Last night was Wilco at the amphitheater.  It was album release day for the band.  It was a gorgeous early autumn night in Raleigh.  It was a happy crowd. There is much that I should write about Wilco: the evolution of sound, and the craftsmanship of the guitar solos, and the magic blend of musicians that make up this band, and Jeff Tweedy’s singular voice.  But what I really want to say is this:

My seats were front row, center stage.

I hate to be cocky.  But feel like I earned it.  I bought tickets to three amphitheater shows on the same day.  The first two did not go particularly well.  One was a sticky, broiling evening, and I thought the band sounded like the Muppets.  Another was an amazing band, who was washed offstage in a deluge while the crowd swam to safety and tried to avoid lightning strikes.  I was worried about a three-peat, a trifecta of concert disasters.

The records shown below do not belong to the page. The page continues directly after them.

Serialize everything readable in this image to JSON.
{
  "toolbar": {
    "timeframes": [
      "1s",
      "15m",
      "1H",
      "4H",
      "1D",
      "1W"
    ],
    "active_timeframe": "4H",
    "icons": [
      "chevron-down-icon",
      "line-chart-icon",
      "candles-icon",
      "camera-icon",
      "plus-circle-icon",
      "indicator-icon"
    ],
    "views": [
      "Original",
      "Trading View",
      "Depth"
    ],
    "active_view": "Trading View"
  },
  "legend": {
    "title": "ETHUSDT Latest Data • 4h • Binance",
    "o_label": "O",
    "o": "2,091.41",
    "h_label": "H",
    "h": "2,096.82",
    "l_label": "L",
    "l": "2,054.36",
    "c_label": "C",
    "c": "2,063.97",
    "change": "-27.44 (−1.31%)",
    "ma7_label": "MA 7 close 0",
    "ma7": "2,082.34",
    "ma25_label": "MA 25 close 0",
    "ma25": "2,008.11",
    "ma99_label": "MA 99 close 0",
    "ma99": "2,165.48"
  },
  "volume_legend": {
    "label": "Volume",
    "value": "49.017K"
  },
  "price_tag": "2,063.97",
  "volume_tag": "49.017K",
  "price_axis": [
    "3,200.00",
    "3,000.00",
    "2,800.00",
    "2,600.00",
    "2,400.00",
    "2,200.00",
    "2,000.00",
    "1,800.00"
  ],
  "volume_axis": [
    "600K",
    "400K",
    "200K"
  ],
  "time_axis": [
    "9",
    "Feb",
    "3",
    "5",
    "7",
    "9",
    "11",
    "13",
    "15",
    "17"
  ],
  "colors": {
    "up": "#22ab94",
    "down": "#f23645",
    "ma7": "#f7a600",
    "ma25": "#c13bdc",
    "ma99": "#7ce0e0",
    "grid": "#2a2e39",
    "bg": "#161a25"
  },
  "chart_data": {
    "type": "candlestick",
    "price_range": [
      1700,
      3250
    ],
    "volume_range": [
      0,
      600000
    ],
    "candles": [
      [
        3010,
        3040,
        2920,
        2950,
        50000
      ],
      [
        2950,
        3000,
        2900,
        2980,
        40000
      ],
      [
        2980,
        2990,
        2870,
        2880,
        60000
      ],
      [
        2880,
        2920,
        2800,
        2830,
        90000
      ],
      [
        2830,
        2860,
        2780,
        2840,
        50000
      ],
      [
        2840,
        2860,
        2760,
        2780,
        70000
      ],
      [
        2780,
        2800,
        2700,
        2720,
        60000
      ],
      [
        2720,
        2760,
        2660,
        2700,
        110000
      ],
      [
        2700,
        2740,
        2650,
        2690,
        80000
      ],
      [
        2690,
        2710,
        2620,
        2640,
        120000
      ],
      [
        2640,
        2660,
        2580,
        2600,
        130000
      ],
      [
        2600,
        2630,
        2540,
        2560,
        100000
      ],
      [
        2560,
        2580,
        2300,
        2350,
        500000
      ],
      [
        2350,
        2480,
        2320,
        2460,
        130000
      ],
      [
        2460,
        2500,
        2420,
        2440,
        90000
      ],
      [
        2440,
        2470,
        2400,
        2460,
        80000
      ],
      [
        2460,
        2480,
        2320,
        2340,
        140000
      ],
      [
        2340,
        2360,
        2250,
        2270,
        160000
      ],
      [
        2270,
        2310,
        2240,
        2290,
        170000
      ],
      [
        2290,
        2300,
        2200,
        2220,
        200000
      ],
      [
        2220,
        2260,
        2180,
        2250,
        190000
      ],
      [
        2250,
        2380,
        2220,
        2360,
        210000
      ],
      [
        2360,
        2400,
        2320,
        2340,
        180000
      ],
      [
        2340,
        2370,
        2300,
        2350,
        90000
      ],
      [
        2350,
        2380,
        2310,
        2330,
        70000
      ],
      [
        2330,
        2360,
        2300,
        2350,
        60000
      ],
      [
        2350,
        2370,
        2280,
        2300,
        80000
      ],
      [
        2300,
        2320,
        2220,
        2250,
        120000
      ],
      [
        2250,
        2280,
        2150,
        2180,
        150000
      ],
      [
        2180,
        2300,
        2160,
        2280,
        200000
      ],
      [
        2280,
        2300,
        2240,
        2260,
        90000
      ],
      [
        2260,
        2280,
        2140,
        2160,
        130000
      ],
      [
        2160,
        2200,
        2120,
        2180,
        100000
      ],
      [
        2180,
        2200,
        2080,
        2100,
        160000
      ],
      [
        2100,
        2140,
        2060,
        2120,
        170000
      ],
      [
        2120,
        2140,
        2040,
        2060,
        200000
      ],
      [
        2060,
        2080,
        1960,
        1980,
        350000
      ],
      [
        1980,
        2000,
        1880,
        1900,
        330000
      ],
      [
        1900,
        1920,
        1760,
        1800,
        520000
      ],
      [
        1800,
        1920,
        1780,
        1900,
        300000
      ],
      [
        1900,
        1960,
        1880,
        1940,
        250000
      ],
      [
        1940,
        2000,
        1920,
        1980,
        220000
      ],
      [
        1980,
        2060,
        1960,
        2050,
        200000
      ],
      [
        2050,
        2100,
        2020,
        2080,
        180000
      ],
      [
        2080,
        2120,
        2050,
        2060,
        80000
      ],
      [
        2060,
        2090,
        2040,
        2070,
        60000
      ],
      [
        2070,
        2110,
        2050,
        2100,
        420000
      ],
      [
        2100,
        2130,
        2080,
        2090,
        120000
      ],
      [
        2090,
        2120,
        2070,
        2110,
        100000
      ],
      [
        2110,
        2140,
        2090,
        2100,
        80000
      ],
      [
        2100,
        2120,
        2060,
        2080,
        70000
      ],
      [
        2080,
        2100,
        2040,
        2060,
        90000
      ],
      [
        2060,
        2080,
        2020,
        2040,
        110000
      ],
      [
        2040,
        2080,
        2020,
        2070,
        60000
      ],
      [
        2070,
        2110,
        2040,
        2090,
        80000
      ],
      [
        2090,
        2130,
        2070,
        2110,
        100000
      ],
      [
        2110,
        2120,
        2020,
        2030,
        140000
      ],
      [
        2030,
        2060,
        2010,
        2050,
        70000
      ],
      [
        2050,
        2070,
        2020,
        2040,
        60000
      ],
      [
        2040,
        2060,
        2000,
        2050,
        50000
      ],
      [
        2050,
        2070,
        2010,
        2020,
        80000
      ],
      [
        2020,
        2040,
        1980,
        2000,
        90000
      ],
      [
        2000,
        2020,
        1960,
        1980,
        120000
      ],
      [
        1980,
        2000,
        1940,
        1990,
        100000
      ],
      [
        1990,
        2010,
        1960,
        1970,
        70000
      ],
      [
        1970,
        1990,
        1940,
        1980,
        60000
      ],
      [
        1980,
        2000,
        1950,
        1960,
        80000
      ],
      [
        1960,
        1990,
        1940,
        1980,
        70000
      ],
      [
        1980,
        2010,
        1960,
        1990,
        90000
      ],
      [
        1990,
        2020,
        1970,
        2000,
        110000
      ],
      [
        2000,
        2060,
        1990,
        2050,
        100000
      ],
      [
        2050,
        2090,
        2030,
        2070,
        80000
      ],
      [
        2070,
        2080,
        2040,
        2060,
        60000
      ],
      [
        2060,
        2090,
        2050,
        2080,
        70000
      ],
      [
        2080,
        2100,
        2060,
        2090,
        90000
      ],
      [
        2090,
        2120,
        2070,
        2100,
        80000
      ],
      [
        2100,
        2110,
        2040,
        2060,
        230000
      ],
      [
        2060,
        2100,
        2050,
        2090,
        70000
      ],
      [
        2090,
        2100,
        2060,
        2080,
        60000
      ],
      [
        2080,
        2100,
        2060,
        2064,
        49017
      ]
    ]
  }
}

Front row, center stage at Wilco was my reward, my return on the summer amphitheater investment.  How did I score front row tickets, you ask?  Am I sleeping with a band member (or at least a roadie?) No.  Did I pay an exorbitant fee? No.  Did I hover at my keyboard, with all of my information at the ready, waiting for online ticket sales, so that I could hit “purchase” at exactly the right second?  No.  I hesitate to reveal my secret, but I did it by accident, so it’s only fair.  I went old-school.  I walked over to the box office, beside Meymandi Hall.  Those people will hook you up, man.  They care about their customers, and they like it when real live people step away from their computers and come say hello.  I was something like seventh in line.  And they start selling tickets at row A, seat 1 and work inward.  So when they got down to me: seats 14 and 15.  Dead center stage.  It’s magic I might not be able to work again.  But I felt like a rock star myself.